A similar, progressive, move from the political centre along the continuum of right flank will find that it is less crowded than the left flank. Parties on this side of the political divided are generally assumed to be White-led and old-style conservatives. The move starts with John Steenhuisen (Leader of the official opposition DA), which can be argued to be struggling to make careful moves to the centre-left without upsetting what remains of its traditional liberal supporters, most of whom remain rooted in the centre-right. Under his predecessor, Mmusi Maimane, Steenhuisen’s party almost made a bold move further to its traditional left, ahead of the last general elections, in a move to make itself more appealing to the back majority voters whose support it would need to stand any chance of replacing Ramaphosa’s party, the incumbent (mis)governing lot. 

It was a bold, yet necessary gamble that, to win, would require an inevitable shedding of some hardcore traditional voters who were happy to see the party remain a vocal opposition in defence of traditional liberal values. Such supporters did not care about their party moving into the national governing space, at least not at the expense of what brought them to it in the first place, Thatcherite liberalism.
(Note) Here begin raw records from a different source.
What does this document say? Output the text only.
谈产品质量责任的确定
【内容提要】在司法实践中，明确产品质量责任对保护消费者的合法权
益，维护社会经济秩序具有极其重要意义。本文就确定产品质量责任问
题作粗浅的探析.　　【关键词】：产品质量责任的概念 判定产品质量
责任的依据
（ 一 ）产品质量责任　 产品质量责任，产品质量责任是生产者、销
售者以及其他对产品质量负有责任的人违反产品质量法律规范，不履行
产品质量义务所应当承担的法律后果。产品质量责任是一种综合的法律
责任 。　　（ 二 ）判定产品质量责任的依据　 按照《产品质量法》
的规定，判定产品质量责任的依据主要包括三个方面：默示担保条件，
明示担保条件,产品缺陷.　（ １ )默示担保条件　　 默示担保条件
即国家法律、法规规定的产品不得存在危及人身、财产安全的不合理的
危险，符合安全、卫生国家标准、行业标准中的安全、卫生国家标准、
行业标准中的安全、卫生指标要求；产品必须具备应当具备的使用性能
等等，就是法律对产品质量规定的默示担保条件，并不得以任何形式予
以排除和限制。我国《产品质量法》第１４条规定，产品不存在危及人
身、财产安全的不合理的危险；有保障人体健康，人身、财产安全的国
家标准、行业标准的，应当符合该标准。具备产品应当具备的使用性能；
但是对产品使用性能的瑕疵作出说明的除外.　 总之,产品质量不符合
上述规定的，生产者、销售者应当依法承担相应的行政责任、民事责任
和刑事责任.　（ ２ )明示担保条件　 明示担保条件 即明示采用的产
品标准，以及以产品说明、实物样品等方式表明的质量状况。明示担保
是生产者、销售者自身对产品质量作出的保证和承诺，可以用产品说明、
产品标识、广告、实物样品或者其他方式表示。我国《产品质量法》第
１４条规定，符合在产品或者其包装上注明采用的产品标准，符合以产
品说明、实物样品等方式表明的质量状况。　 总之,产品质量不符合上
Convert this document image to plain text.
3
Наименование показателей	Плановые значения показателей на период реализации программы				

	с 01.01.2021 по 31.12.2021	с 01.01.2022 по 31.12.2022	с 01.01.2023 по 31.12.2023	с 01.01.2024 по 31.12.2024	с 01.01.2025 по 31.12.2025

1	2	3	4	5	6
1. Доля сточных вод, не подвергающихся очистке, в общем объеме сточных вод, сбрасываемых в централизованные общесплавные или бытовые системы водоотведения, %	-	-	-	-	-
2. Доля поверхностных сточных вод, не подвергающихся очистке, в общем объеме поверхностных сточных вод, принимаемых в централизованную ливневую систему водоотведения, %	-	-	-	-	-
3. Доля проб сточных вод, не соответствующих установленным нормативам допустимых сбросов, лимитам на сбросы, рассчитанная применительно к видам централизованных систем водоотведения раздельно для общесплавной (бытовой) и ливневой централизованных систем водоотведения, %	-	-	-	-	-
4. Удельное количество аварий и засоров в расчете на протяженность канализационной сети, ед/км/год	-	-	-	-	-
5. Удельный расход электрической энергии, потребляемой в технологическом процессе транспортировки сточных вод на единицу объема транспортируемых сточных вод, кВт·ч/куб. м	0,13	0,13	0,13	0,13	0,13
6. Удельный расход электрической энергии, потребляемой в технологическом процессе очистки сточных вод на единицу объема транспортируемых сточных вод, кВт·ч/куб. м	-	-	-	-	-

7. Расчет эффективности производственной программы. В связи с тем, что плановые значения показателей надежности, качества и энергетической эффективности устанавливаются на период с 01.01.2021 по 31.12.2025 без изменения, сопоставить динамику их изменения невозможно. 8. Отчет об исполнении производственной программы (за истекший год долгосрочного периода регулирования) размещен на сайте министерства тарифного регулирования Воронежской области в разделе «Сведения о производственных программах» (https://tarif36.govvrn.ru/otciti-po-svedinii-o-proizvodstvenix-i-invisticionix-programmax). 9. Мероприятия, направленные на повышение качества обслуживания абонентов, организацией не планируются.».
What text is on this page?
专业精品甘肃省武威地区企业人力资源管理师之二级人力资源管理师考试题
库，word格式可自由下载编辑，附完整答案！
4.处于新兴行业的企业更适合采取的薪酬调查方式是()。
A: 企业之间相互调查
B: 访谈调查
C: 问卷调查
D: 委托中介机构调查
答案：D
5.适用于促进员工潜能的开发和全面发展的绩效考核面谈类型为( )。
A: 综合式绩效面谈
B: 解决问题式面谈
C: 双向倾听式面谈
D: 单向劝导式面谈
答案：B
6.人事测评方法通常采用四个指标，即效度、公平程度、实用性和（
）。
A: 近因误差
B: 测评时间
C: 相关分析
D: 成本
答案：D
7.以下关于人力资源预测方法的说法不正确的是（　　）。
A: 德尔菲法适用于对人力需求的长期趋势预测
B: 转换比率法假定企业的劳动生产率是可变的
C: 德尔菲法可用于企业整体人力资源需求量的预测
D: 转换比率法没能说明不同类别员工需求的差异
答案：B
Some analysts would argue that Maimane might have moved too fast towards the left without taking many of the party’s traditional supporters and funders into his confidence and along with him. They reacted by ditching his party for the next one to their right, Pieter Groenewald’s Freedom Front Plus. 

Many observers described traditional members of Steenhuisen’s party, who are mostly White, as a bunch of racists who were only interested in preserving historic white privileges from feared black incursion. It is possible, of course, that a deeper analysis is likely to unearth a more complex motivation. But in South Africa, with its long history of institutionalised racism, an explanation that stops at ascribing racism to complex human behaviour is easily favoured. So, Maimane lost the gamble. He did not go far enough in attracting sizeable black voter support and, in what some label as his political overzealousness – some described him as “Obama-light” – he went too far in leaving traditional party supporters behind. It was a hard political balancing act.           

As things stand, Steenhuisen’s party remains the guardian of the centre-right of South Africa’s colourful political landscape. Going by its post Maimane’s political rhetoric – having licked its 2019 wounds – it has come to accept that it can only enter the national governing space in partnership with smaller parties, most of whom are rooted on the immediate left of the centre, where it cannot go without losing more of its traditional base. To the immediate right of Steenhuisen is Pieter Groenwald, whose party’s raison d’être is to defend Afrikaans traditional values in a thriving South African democracy.     

To win votes, parties in the immediate centre left and right are likely to coalesce together, while those to the far left are also likely to do the same. Being a very complex country, South Africa might be better governed from the immediate left of the centre, where compromise might be easier to reach.